I like wiper motors, but prefer to pull them from cars at the junk yard. You can usually get them from 10 to 20 dollars each (no shipping), and it is easy to find wiring diagrams online if you take note of the make and model of car you pull them from. That and a salvaged computer power supply and your good to go.


----------



## corey872 (Jan 10, 2010)

Also, if you can add some type of spring or counterbalance to help with the weight, that will reduce the load on the motor and/or allow the lid to swing faster.


----------



## michael myers (Sep 3, 2007)

heresjohnny said:


> I like wiper motors, but prefer to pull them from cars at the junk yard. You can usually get them from 10 to 20 dollars each (no shipping), and it is easy to find wiring diagrams online if you take note of the make and model of car you pull them from. That and a salvaged computer power supply and your good to go.


Wiper motors out of Saturn cars seem to be the easiest to work with and you can find the wiring diagrams online with little effort. As everyone else has pointed out, you will have to have a 12v power supply to operate it.

The toe pincher that I built out of replacement privacy fence slats (Lowes for about $1.25 each) was retrofitted with a monster of a motor that I got off Ebay for $25. It was one of the automatic door opener motors for a glass type front door, one like you would see at a grocery store, with the arm that opens and an internal recoil spring closes. This thing is *heavy as all get out, but I was able to take all of the connecting rods off, using just the swing arm itself and a skateboard wheel bearing on the end to act as a roller. Its a little on the noisy side, but with everything else going on, and the fact that it is a coffin, it does a great job for me.*


----------



## littlepriest01 (Mar 20, 2010)

Awesome, this is going to be one of my first props and I happen to repair computers. I have a lot of computer power supplies laying around and hadn't thought of it as a dc power supply (don't know why)


----------



## DarkLore (Jan 25, 2009)

corey872 said:


> Also, if you can add some type of spring or counterbalance to help with the weight, that will reduce the load on the motor and/or allow the lid to swing faster.


Cory has a good suggestion. Last year I built a full size coffin with solid wood...no cheap plywood. It's heavy, and so is the door. A wiper motor can handle it, especially if it's standing. If it's laying down, I'd seriously consider Corey's suggestion.

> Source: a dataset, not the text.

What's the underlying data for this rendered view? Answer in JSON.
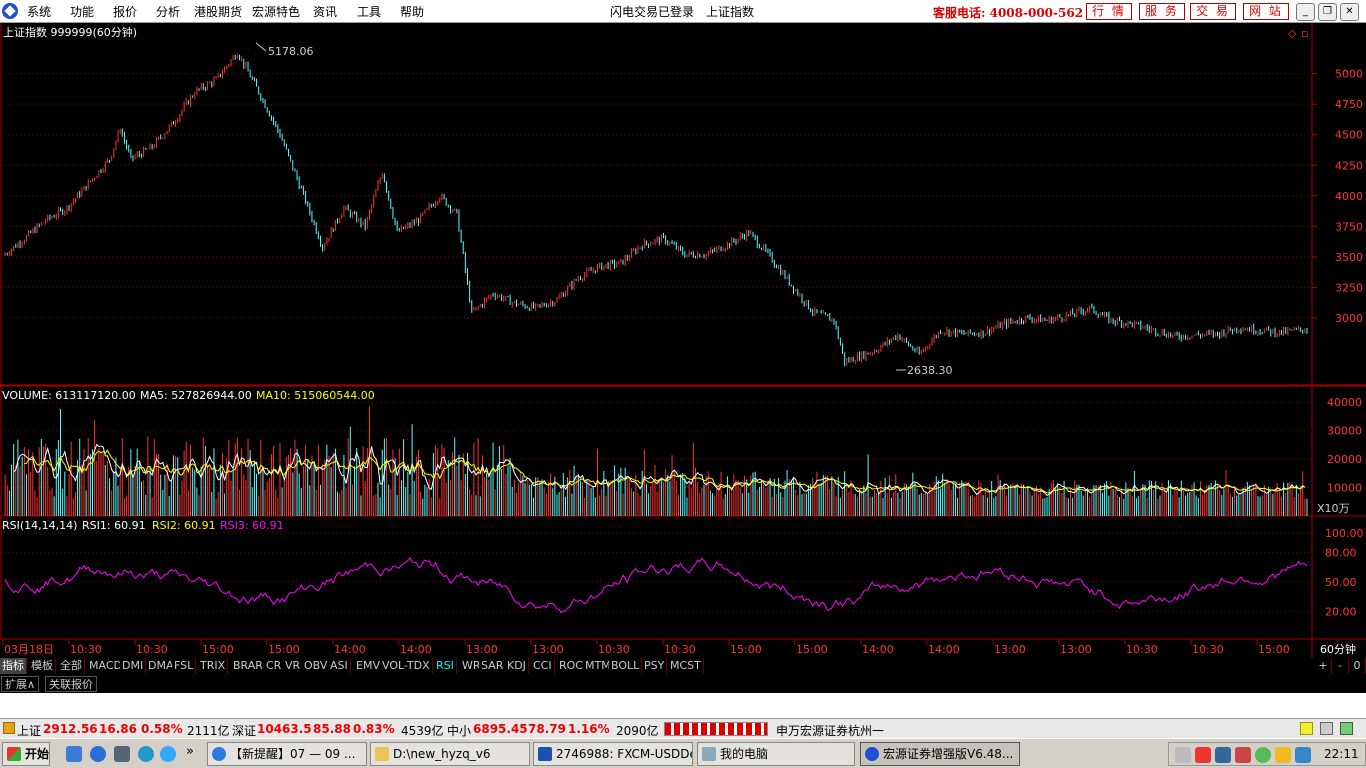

I believe the weight of the door is the reason many people choose to make the top of a full size coffin slide over. Due to the weight. Lifting a coffin door high enough to look it, isn't as easy as making it slide to one side. Personally...my door opens wide...but in hind sight, I would have preferred the other method. (my door is a half door. See my albums for photo.)

Also...you might want to look at Otaku's motor controller.


----------



## Ryan Wern (Dec 3, 2009)

Thanks for the help. I think the wiper motor might work. The coffin is made of fence pickets. I just replaced a bunch of old fence at my house, so the wood is already weathered and it didn't cost me a dime! I'll have to hit the junk yard and look for a Saturn. Since I'm on the whole "Haunted Mansion" subject, is there a place I can download/buy a video of the singing busts?? I'm building the stands for the busts and I want to project the video on to some wig heads or something. You get what I mean. Not too original, but I've wanted to do it the past few years, so what the heck.


----------



## DarkLore (Jan 25, 2009)

try doombuggies.com, I believe it's loaded there somewhere. Or post a new thread asking for the video...someone will oblige.


----------